International Summer School − Eine Woche voller neuer Perspektiven und Teamarbeit
Mit der International Summer School bringt die Hochschule RheinMain Studierende aus der ganzen Welt zusammen. Die beiden FFHS-Studenten Raphael Krämer und Thomas Plüss reisten im August nach Wiesbaden und erzählen von ihren Eindrücken.

Die beiden FFHS-Studenten Raphael Krämer (links) und Thomas Plüss anlässlich der Summer School Week in Wiesbaden. (Foto: zvg)
Die International Summer School der Hochschule RheinMain verbindet interkulturellen Austausch mit fachlicher Weiterentwicklung. Der Schwerpunkt liegt jeweils auf problemorientiertem Lernen in kleinen Gruppen. Jeweils ein Unternehmen gibt eine Aufgabenstellung vor, die die Studierenden in internationalen Teams bearbeiten und ihre Ergebnisse am Ende der Woche präsentieren müssen.
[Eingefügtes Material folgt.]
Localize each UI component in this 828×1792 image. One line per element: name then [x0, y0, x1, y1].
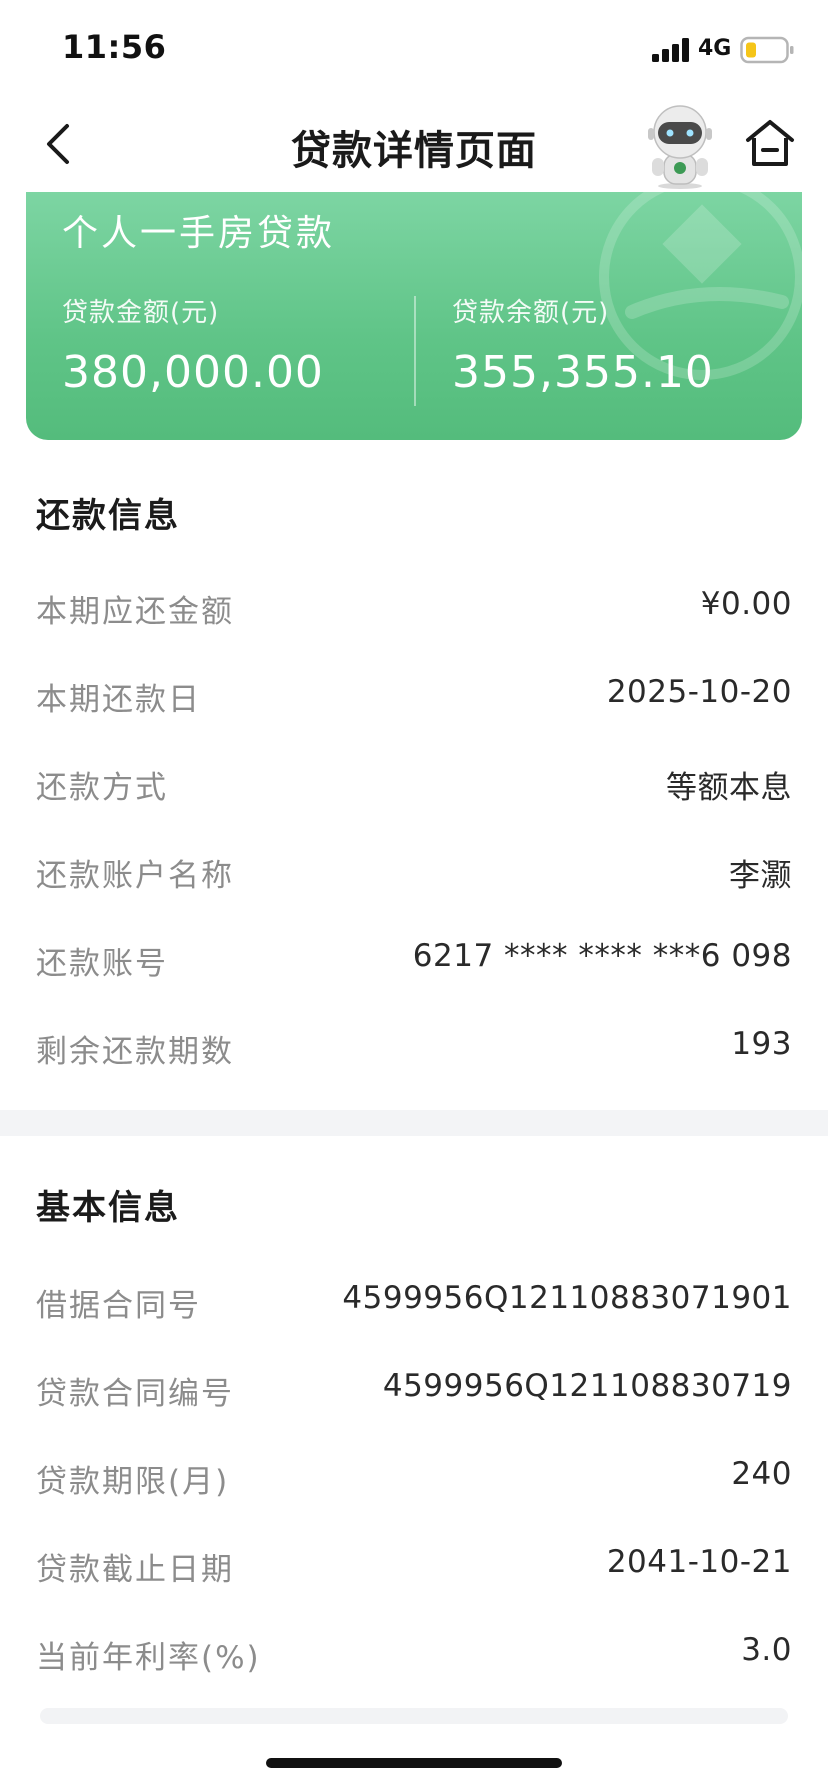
info-value: ¥0.00	[700, 586, 792, 622]
network-label: 4G	[698, 36, 732, 61]
info-value: 4599956Q12110883071901	[342, 1280, 792, 1316]
loan-amount-block: 贷款金额(元) 380,000.00	[62, 292, 324, 398]
info-value: 2041-10-21	[606, 1544, 792, 1580]
info-row: 本期应还金额 ¥0.00	[0, 564, 828, 652]
status-bar: 11:56 4G	[0, 0, 828, 96]
info-value: 4599956Q121108830719	[382, 1368, 792, 1404]
info-value: 3.0	[741, 1632, 792, 1668]
basic-info-title: 基本信息	[36, 1188, 180, 1228]
nav-bar: 贷款详情页面	[0, 96, 828, 192]
card-divider	[414, 296, 416, 406]
loan-amount-value: 380,000.00	[62, 347, 324, 398]
info-value: 193	[731, 1026, 792, 1062]
repayment-info-title: 还款信息	[36, 496, 180, 536]
info-label: 借据合同号	[36, 1288, 201, 1324]
info-row: 还款方式 等额本息	[0, 740, 828, 828]
battery-icon	[740, 36, 794, 64]
info-label: 贷款期限(月)	[36, 1464, 230, 1500]
home-indicator[interactable]	[266, 1758, 562, 1768]
info-value: 240	[731, 1456, 792, 1492]
info-label: 剩余还款期数	[36, 1034, 234, 1070]
loan-balance-value: 355,355.10	[452, 347, 714, 398]
loan-summary-card: 个人一手房贷款 贷款金额(元) 380,000.00 贷款余额(元) 355,3…	[26, 192, 802, 440]
info-label: 还款方式	[36, 770, 168, 806]
bottom-card-edge	[40, 1708, 788, 1724]
info-row: 本期还款日 2025-10-20	[0, 652, 828, 740]
loan-amount-label: 贷款金额(元)	[62, 298, 220, 328]
info-label: 贷款截止日期	[36, 1552, 234, 1588]
info-label: 本期应还金额	[36, 594, 234, 630]
info-label: 本期还款日	[36, 682, 201, 718]
info-label: 还款账户名称	[36, 858, 234, 894]
info-label: 还款账号	[36, 946, 168, 982]
loan-detail-page: 11:56 4G 贷款详情页面 个人一手房贷款 贷款金额(元) 380,000.…	[0, 0, 828, 1792]
info-row: 当前年利率(%) 3.0	[0, 1610, 828, 1698]
robot-assistant-icon[interactable]	[638, 102, 722, 190]
home-icon[interactable]	[742, 116, 798, 172]
loan-type: 个人一手房贷款	[62, 213, 336, 254]
info-label: 当前年利率(%)	[36, 1640, 261, 1676]
info-row: 借据合同号 4599956Q12110883071901	[0, 1258, 828, 1346]
section-divider	[0, 1110, 828, 1136]
loan-balance-label: 贷款余额(元)	[452, 298, 610, 328]
loan-balance-block: 贷款余额(元) 355,355.10	[452, 292, 714, 398]
info-row: 贷款合同编号 4599956Q121108830719	[0, 1346, 828, 1434]
signal-icon	[652, 38, 689, 62]
repayment-info-section: 还款信息 本期应还金额 ¥0.00 本期还款日 2025-10-20 还款方式 …	[0, 470, 828, 1110]
info-value: 6217 **** **** ***6 098	[412, 938, 792, 974]
info-row: 贷款期限(月) 240	[0, 1434, 828, 1522]
info-value: 等额本息	[666, 770, 792, 806]
info-label: 贷款合同编号	[36, 1376, 234, 1412]
basic-info-section: 基本信息 借据合同号 4599956Q12110883071901 贷款合同编号…	[0, 1136, 828, 1696]
info-row: 贷款截止日期 2041-10-21	[0, 1522, 828, 1610]
status-time: 11:56	[62, 28, 167, 66]
info-value: 2025-10-20	[606, 674, 792, 710]
info-row: 还款账户名称 李灏	[0, 828, 828, 916]
info-row: 剩余还款期数 193	[0, 1004, 828, 1092]
info-row: 还款账号 6217 **** **** ***6 098	[0, 916, 828, 1004]
info-value: 李灏	[729, 858, 792, 894]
Die Challenge für dieses Jahr kam von der Seibert Group, einem Unternehmen für Internetdienstleistungen mit Sitz in Wiesbaden.
Die FFHS wurde durch die beiden Studenten Raphael Krämer (Betriebsökonomie) und Thomas Plüss (Betriebsökonomie Sportmanagement) vertreten.
Viele Ideen, ein gemeinsamer Pitch
«Die Summer School bietet nicht nur die Chance, das eigene Können unter Beweis zu stellen und Neues zu lernen, sondern auch internationale Kontakte zu knüpfen und neue Freundschaften zu schliessen», sagt Thomas Plüss. Für Raphael Krämer war vor allem die reale geschäftliche Herausforderung, die die Seibert Group vorgab, das Highlight der Woche: «Es war spannend, theoretisches Wissen direkt in einer praktischen Aufgabe anzuwenden». Wie schnell die Zusammenarbeit in einer international zusammengesetzten Gruppe funktioniert hat und wie gut sich unterschiedliche Ideen ergänzen können, habe ihn am meisten überrascht.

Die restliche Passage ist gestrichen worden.